Suriye ile yapılan görüşmelerde ekonomik konular ön plana çıkmıştır. Suriye Başbakanı Otri, görüşmeler sonrası yaptığı açıklamada son dönemde ekonomik ilişkilerde büyük ilerlemeler sağlandığını ve bunun siyasal alana daha fazla yansıması yönündeki isteğini dile getirmiştir. Görüşmelerde İsrail-Filistin meselesi, Irak, Orta Doğu’da reform konuları ele alınmıştır. 1998 yılında terör konusunda iki ülke arasında sağlanan işbirliği sonrasında gelişmeye başlayan ilişkiler, Irak Savaşı’yla beraber yeni bir boyut daha kazanmış, Irak’a ilişkin ortak kaygılar iki ülkeyi birbirine daha da yakınlaştırmıştır. İsrail’in Kuzey Irak’taki faaliyetlerine ilişkin iddialar farklı açılardan da olsa iki ülkeyi rahatsız etmekte ve ortak politika arayışına itmektedir.

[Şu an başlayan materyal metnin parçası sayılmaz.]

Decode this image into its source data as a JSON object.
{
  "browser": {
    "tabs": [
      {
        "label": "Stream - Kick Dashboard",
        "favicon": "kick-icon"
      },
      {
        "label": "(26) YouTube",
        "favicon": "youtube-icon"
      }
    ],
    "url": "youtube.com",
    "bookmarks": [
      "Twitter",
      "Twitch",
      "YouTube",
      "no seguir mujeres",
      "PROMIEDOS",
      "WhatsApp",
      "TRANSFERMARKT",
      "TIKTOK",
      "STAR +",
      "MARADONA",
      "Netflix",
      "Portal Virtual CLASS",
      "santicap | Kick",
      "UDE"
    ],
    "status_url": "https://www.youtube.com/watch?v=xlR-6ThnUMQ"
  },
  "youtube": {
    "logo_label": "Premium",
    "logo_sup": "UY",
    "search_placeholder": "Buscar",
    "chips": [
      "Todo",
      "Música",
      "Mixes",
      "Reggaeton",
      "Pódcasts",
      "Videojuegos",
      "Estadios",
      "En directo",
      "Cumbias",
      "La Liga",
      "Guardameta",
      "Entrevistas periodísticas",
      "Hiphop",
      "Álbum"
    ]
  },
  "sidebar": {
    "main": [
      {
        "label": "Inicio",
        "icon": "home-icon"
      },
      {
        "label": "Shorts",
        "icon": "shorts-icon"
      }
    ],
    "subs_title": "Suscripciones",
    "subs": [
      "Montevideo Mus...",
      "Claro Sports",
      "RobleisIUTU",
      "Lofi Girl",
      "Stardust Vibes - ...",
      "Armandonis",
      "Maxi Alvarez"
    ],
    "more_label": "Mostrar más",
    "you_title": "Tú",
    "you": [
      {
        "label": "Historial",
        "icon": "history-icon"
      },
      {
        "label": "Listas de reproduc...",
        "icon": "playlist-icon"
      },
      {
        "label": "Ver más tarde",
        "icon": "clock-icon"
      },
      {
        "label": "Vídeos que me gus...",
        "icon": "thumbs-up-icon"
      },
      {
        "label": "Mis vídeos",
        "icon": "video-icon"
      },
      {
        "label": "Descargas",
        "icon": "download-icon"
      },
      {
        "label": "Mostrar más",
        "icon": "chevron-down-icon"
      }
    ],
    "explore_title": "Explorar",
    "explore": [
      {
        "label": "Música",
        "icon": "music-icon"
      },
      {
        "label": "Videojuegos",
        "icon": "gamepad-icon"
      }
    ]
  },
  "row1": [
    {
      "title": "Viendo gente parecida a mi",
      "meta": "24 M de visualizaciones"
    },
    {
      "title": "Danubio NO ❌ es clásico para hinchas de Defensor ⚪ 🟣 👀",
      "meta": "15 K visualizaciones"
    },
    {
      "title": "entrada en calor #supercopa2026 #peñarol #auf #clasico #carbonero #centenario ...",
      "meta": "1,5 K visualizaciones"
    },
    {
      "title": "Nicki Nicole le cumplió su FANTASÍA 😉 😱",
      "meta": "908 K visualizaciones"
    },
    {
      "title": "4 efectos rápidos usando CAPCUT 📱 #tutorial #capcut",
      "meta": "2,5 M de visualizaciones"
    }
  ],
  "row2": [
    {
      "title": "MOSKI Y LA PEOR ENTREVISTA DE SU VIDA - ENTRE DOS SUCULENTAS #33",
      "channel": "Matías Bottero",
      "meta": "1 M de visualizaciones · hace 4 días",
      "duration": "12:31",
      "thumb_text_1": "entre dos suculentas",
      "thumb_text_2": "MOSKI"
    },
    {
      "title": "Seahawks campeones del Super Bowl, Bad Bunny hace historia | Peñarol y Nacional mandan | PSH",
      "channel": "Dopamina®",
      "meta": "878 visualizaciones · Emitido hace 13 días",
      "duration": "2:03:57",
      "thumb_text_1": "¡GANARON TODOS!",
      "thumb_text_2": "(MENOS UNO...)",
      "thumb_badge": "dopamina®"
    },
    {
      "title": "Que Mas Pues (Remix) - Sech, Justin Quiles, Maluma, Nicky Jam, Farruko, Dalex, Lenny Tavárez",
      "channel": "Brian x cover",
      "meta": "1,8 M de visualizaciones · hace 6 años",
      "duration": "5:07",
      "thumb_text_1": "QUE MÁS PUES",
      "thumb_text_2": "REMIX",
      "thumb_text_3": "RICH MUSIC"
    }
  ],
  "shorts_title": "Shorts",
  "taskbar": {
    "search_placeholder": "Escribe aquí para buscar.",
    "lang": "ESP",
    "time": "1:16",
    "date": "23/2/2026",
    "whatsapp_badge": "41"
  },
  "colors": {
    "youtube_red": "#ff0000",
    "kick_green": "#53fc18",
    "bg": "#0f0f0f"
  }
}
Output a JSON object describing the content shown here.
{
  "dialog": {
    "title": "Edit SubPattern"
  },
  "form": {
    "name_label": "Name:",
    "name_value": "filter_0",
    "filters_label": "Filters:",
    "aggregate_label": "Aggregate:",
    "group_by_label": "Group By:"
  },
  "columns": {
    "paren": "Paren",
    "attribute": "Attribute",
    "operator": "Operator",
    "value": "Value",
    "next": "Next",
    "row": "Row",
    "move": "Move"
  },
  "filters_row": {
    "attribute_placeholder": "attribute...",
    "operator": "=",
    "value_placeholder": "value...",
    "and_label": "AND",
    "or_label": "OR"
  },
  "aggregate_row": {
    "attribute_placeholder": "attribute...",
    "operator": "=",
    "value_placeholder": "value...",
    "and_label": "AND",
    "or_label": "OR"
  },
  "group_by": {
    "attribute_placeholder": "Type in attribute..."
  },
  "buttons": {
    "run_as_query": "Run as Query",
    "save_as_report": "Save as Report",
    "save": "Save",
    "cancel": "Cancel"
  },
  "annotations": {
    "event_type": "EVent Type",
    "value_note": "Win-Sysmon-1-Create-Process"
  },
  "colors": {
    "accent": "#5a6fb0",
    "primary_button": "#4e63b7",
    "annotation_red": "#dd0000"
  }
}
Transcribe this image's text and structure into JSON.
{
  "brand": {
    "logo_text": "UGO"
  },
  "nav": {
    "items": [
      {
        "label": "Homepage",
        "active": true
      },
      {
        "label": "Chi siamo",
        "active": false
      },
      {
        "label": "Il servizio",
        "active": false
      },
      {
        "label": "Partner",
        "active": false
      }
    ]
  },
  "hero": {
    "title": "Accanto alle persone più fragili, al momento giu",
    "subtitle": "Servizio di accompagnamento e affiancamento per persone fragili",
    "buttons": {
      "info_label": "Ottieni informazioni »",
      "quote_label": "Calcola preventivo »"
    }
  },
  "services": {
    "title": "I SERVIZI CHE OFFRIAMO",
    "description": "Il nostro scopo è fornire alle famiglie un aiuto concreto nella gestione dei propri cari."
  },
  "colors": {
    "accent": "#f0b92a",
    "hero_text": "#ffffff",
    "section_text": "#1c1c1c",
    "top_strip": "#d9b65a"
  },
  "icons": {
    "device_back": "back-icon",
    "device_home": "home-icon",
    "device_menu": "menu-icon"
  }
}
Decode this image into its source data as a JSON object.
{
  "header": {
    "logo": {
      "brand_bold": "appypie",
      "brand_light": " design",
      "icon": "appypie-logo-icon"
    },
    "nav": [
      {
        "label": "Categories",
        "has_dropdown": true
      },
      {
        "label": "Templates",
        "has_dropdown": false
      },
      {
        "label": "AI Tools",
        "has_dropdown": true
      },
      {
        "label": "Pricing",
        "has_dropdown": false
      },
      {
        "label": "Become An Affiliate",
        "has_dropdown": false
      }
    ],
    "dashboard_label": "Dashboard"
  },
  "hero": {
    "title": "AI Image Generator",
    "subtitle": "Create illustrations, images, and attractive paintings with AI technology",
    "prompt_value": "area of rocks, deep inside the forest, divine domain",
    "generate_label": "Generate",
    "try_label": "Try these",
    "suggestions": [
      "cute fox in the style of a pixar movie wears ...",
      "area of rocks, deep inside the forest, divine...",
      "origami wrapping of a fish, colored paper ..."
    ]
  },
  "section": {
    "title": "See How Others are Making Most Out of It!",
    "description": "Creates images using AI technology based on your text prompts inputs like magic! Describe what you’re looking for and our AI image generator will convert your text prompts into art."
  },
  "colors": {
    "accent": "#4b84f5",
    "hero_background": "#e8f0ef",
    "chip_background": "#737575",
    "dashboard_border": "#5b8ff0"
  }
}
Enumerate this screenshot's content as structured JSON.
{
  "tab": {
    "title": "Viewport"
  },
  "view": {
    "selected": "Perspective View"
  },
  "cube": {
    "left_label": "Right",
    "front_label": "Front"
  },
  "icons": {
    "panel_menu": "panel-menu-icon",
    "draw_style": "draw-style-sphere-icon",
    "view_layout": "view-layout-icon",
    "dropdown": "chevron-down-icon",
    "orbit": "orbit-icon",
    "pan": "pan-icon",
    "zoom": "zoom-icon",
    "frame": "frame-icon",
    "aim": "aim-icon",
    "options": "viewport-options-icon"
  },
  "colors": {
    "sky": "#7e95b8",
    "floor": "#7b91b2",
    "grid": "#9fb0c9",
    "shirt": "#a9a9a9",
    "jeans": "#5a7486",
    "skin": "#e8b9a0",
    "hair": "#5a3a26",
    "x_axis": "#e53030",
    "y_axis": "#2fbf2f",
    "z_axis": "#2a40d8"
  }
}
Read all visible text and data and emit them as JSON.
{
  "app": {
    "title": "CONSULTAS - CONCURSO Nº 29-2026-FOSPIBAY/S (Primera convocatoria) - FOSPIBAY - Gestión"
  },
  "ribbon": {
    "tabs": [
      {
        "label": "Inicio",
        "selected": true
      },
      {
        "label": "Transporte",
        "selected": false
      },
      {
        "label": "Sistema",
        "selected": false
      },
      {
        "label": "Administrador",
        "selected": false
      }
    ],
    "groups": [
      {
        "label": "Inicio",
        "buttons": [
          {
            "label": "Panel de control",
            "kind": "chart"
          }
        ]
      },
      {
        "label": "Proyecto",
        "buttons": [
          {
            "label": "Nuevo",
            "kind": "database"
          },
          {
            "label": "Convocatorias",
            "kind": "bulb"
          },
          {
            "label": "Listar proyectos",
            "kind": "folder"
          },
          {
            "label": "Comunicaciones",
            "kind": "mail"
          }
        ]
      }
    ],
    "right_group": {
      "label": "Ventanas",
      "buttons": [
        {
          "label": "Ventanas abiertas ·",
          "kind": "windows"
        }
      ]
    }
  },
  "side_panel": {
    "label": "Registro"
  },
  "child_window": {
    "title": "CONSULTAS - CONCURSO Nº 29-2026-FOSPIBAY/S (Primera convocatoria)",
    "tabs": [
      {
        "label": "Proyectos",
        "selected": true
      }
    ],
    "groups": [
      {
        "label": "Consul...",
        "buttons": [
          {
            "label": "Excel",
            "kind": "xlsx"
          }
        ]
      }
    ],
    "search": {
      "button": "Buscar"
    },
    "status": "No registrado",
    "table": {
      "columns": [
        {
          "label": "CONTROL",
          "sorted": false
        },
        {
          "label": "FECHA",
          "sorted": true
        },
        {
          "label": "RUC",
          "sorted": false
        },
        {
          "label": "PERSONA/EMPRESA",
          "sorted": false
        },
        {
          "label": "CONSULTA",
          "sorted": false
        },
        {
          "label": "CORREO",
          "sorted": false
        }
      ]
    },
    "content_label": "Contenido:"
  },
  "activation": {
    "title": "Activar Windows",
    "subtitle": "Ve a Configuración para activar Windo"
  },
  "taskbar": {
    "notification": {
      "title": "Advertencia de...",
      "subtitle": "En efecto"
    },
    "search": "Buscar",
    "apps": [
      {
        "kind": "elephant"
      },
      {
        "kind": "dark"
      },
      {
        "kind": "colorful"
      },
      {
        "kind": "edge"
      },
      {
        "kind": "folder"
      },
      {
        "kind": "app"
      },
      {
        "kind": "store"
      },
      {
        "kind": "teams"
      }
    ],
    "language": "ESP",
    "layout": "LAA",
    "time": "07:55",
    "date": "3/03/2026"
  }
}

Türkiye, İsrail’in Kuzey Irak’ta Kürtleri desteklemesinden son derece rahatsız olurken Suriye bununla beraber, İsrail’in bölgede toprak alımıyla nüfuz alanını genişletmesinden ve bölgede Suriye ve İran’a karşı istihbarat faaliyetlerini yoğunlaştırmasından rahatsızlık duymaktadır. Bölgede kendisi için en önemli tehdit olarak gördüğü İsrail’in hemen yanı başında faaliyetlerde bulunması ve etkinlik kazanması Suriye’yi oldukça rahatsız etmektedir. Suriye’nin temel kaygısı Kürtlerin desteklenmesinden çok bölgede İsrail’in güç kazanmasıdır. Aynı kaygıların İran için de geçerli olduğunu söyleyebiliriz. Yani İsrail’in Kuzey Irak’taki faaliyetleri her üç ülkeyi rahatsız ettiği gibi bu ülkeleri de birbirlerine daha çok yakınlaştırmaktadır.

Sonuç olarak; Irak Savaşı sonrasında, ABD’yle sorun yaşayan İran ve Suriye zor bir konuma girmiştir. İsrail’le de sorunlu olan bu ülkeler, bölgede yalnızlık içerisine düştükleri bir gerçektir. Bu koşullar, eskiden beri iyi ilişkilere sahip olan bu iki ülkeyi Irak bağlamında ortak politika arayışına daha fazla itmiştir. Bu noktada Türkiye büyük önem arz etmektedir. Bu iki ülke ittifak sistemleri içerisine kaçınılmaz olarak Türkiye’yi çekmeye çalışmaktadırlar. Türkiye’nin bu sürece dahil edilmesinin uygun koşulları da bulunmaktadır. Irak’a ilişkin kaygılar bu üç ülkeyi yakınlaştırmaktadır. Ancak burada önemli olan konu; ABD’yle ve İsrail’le yakın ilişkileri bulunan Türkiye’nin bu ittifak içerisinde etkin rol oynayıp oynamayacağıdır. Belirleyici olacak faktör ise, İsrail’in Kuzey Irak bağlamında bundan sonra uygulayacağı politikalar olacaktır. İsrail Türkiye’nin kaygılarını dikkate alırsa acaba Türkiye bu ittifak sistemi içerisinde ne dereceye kadar yer alacaktır, İran ve Suriye’yle yakın ilişkiler sürdürülürse İsrail’le Türkiye’nin ilişkileri nasıl bir boyut kazanacaktır? Bu sorular öncelikli olarak ve uzun zaman zihinleri kurcalayacak sorular olarak görülmektedir. Ayrıca İsrail Türkiye’yi Kuzey Irak’ta rahatsız eden faaliyetlerine devam ederse, İran ve Suriye’nin dışında da Türkiye’nin bölgede daha fazla taraftar bulma arayışı içerisine gireceği de söylenebilir.